- Power type: Steam
- Builder: Baldwin Locomotive Works
- Serial number: 13913, 15054
- Build date: 1894, 1896
- Total produced: 2
- Configuration:: ​
- • Whyte: 2-6-2
- • UIC: 1′C1′ n
- Gauge: 3 ft 6 in (1,067 mm)
- Driver dia.: 49 in (1.245 m)
- Length: 50 ft 10 in (15.49 m)
- Adhesive weight: 25 long tons 4 cwt (56,400 lb or 25.6 t) 25 long tons 4 hundredweight (25.6 t; 28.2 short tons)
- Loco weight: 35 long tons 4 cwt (78,800 lb or 35.8 t) 35 long tons 4 hundredweight (35.8 t; 39.4 short tons)
- Tender weight: 19 long tons 2 cwt (42,800 lb or 19.4 t) 19 long tons 2 hundredweight (19.4 t; 21.4 short tons)
- Total weight: 54 long tons 10 cwt (122,100 lb or 55.4 t) 54 long tons 10 hundredweight (55.4 t; 61.0 short tons)
- Fuel type: Coal
- Fuel capacity: 3 long tons 0 cwt (6,700 lb or 3 t) 6 long tons 0 hundredweight (6.1 t; 6.7 short tons)
- Water cap.: 1,500 imp gal (6,800 L; 1,800 US gal)
- Firebox:: ​
- • Grate area: 16.7 sq ft (1.55 m^{2})
- Boiler pressure: 180 lbf/in^{2} (1,241 kPa)
- Heating surface: 957 sq ft (88.9 m^{2})
- Superheater: None
- Cylinders: Four (Vauclain compound)
- High-pressure cylinder: 10 in × 20 in (254 mm × 508 mm)
- Low-pressure cylinder: 17 in × 20 in (432 mm × 508 mm)
- Tractive effort: 9,700 lbf (43.15 kN)
- Operators: Wellington and Manawatu Railway, New Zealand Government Railways
- Numbers: WMR 14, 15 NZR 459, 460
- Locale: Frankton, Wairarapa, Wellington - Longburn section
- Withdrawn: 1929
- Disposition: Withdrawn

= NZR NA class =

The NZR N^{A} class was a class of two steam locomotives that operated on the privately owned Wellington and Manawatu Railway (WMR) and then the publicly owned New Zealand Railways (NZR).

==Introduction==
Ordered by the WMR to operate on its line up the west coast of the North Island north of Wellington, the first was built in 1894 by the Baldwin Locomotive Works and entered service that year as WMR No. 14. In 1896, a second locomotive that was slightly more powerful was ordered from Baldwin, and it entered service in October 1897. The engines were similar to the two members of the N class ordered in 1891, except they were heavier and more powerful. They were Vauclain compound locomotives.

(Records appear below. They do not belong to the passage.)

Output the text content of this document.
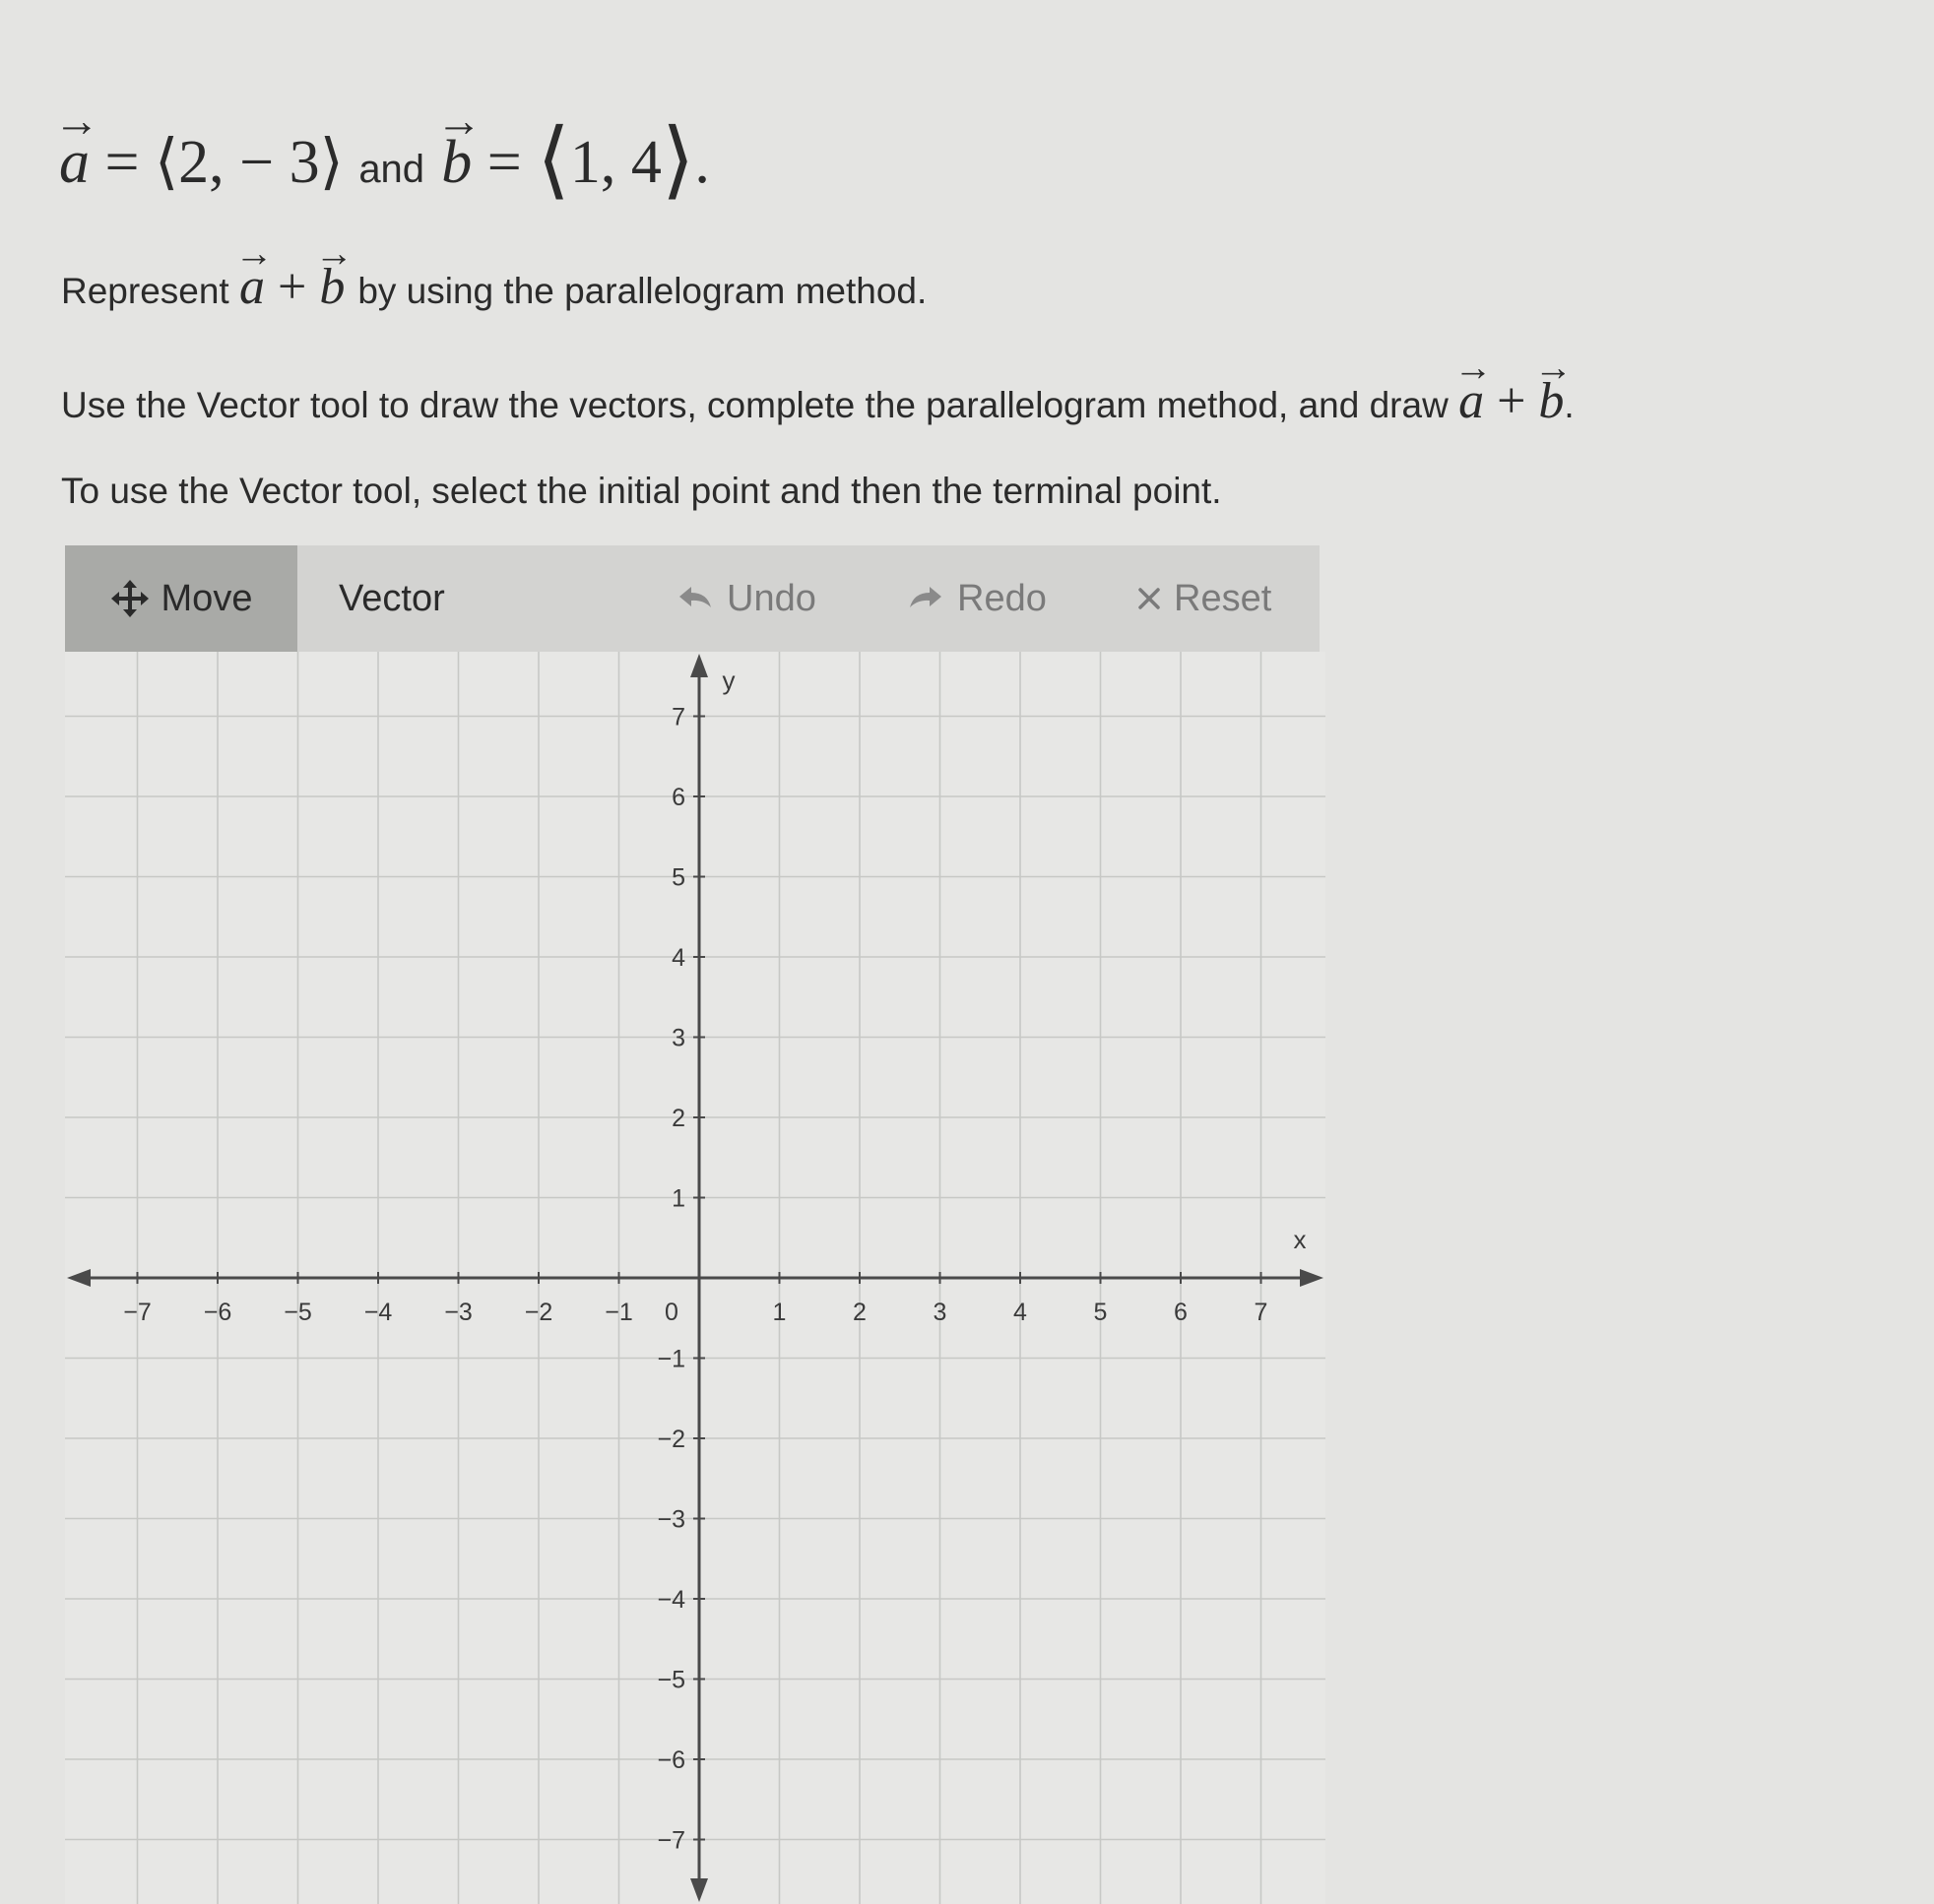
→ a = ⟨2, − 3⟩ and → b = ⟨1, 4⟩.
Represent → a + → b by using the parallelogram method.
Use the Vector tool to draw the vectors, complete the parallelogram method, and draw → a + → b.
To use the Vector tool, select the initial point and then the terminal point.
Move Vector	Undo	Redo	Reset
−7 −6 −5 −4 −3 −2 −1 0	1	2	3	4	5	6	7
−7
−6
−5
−4
−3
−2
−1
1
2
3
4
5
6
7
x
y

In 1908, the WMR was incorporated into the national network and the government's Railways Department reclassified the engines as the sole members of the N^{A} class: No. 14 became N^{A} 459 and No. 15 became N^{A} 460. They operated for roughly another two decades.

==Withdrawal==
N^{A} 459 spent its final days working in Frankton near Hamilton and was withdrawn from service in March 1929, while N^{A} 460's last depot was Cross Creek at the Wairarapa end of the Rimutaka Incline and it was withdrawn in July 1929.